The explicit knowledge generated by the Manhattan Project spread quickly. Soviet intelligence learnt of the West's atomic-bomb research as early as September 1941. In June 1945, the Los Alamos physicist Klaus Fuchs gave the Soviets a sketch, measurements and a detailed description of the bomb design to be tested at Trinity Site on 16 July and to devastate Nagasaki on 9 August.

Soviet bomb designers then set out simply to copy the Trinity bomb. Despite the fact that Soviet physicists were among the most sophisticated in Europe, and despite the top priority Stalin gave their work, it took them four years, slightly longer than the Americans had taken to make the original. Producing plutonium in the war-devastated Soviet Union required a massive effort, but also important was the fact that explicit knowledge of the sort passed on by Fuchs did not solve all the problems of bomb design. The required technological skills had to be created afresh.

Britain, too, began by trying to copy the Trinity bomb, on which several British scientists had worked. The task again took longer than the original Manhattan Project, led to a design that differed significantly from the original, and involved a multitude of practical problems. More recent nuclear states have had the advantage of sometimes being able to buy key equipment rather than needing to make it. But even those whose purchases were most successful, notably Iraq, found that they also needed time to develop the skills to operate the equipment successfully. By the time of its Gulf war defeat, Iraq had still not solved all the problems of producing fissile materials and of designing a nuclear weapon.

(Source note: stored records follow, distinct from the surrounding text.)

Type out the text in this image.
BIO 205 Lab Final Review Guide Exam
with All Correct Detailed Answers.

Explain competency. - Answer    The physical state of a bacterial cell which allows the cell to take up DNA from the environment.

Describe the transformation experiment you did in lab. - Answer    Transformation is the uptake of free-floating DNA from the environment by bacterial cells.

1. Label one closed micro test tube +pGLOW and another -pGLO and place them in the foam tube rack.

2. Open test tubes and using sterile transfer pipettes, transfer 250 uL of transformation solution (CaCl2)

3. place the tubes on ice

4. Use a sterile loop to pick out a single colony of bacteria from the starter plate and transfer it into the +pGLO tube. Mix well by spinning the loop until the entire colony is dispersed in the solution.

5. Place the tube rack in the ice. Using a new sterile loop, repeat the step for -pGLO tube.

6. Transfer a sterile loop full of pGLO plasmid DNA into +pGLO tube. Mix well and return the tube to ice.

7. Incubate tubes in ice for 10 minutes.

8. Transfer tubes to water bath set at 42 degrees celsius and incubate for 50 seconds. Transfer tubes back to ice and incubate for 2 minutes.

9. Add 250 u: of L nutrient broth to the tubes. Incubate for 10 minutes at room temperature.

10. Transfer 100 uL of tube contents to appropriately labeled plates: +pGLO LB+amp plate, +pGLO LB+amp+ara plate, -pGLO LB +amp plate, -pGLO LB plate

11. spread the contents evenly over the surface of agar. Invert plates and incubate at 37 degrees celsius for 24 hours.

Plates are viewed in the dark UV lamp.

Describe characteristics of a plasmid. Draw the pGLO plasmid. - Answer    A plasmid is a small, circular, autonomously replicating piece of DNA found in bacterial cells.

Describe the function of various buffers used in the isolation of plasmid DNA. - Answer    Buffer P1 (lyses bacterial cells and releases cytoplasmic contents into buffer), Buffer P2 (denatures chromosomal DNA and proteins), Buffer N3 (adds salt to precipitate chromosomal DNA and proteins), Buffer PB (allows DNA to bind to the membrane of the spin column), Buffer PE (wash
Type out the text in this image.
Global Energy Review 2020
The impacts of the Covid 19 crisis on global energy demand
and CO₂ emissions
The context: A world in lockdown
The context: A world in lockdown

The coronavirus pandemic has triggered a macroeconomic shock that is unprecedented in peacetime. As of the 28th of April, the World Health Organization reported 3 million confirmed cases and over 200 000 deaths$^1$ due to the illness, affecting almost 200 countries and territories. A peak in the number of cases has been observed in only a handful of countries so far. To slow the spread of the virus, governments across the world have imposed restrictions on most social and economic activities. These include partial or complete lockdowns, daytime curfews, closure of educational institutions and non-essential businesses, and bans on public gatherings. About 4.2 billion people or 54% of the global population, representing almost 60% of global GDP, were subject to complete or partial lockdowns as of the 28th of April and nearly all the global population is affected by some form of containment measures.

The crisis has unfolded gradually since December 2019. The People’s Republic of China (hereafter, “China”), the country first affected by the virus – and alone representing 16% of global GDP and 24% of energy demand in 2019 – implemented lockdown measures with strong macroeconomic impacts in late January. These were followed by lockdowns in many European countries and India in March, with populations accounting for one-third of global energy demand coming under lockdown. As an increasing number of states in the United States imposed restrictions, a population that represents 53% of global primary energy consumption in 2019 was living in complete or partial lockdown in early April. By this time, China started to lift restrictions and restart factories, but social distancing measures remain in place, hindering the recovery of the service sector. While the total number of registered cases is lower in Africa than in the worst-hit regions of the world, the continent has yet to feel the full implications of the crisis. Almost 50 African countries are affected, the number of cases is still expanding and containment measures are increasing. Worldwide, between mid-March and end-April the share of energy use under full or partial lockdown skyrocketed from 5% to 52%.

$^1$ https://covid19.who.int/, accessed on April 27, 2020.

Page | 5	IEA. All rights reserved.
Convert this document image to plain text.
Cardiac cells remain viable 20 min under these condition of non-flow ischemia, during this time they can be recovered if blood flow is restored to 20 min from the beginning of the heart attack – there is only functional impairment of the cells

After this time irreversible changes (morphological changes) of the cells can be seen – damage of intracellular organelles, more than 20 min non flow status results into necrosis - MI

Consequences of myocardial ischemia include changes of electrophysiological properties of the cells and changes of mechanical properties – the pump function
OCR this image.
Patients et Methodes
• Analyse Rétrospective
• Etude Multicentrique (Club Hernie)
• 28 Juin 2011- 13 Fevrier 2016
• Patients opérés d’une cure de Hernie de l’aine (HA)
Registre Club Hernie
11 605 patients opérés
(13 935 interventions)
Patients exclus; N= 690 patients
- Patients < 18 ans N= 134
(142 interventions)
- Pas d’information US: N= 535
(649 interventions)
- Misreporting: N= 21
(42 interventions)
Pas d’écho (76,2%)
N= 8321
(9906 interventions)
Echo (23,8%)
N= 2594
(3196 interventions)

Understanding of nuclear explosions is most fully explicit at the weapons laboratories of the nuclear powers, which have developed large computer programs, called codes, to assist nuclear-weapons design. A modern American code can consist of up to a million lines of program, and runs on the world's most powerful supercomputer. Yet when we interviewed weapons designers at Los Alamos and at its sister laboratory, the Lawrence Livermore in California, they were emphatic that the codes did not eliminate the need for human judgement. The pool of fully experienced designers in the US is surprisingly small - no greater than a few dozen - and has been shrinking fast as key staff retire and leave.

None of this means that we should be complacent about the spread of fissile materials. Nothing that we found in our research rules out the possibility that a crude nuclear device could be put together reasonably quickly by those prepared to take short cuts. Indeed, the South African bomb programme to some extent did this. However, even the relatively small, covert South African programme was well-known to US intelligence, which was able to monitor it in reasonable detail.

Achieving nuclear disarmament, and making it permanent and verifiable, are ultimately political, rather than technical, problems. The obstacles remain daunting. Yet the late Nineties are potentially a period of unique opportunity. The main global nuclear rivalry, the Cold War, has ended. Other potential nuclear arms races, such India versus Pakistan, or Israel versus its Arab neighbours, have yet to become fully fledged. If we do not act now to shut the nuclear genie back in its bottle, will our descendants forgive us?

Donald MacKenzie holds a personal chair in sociology, and Graham Spinardi is a senior research fellow at the Research Centre for Social Science, both at the University of Edinburgh.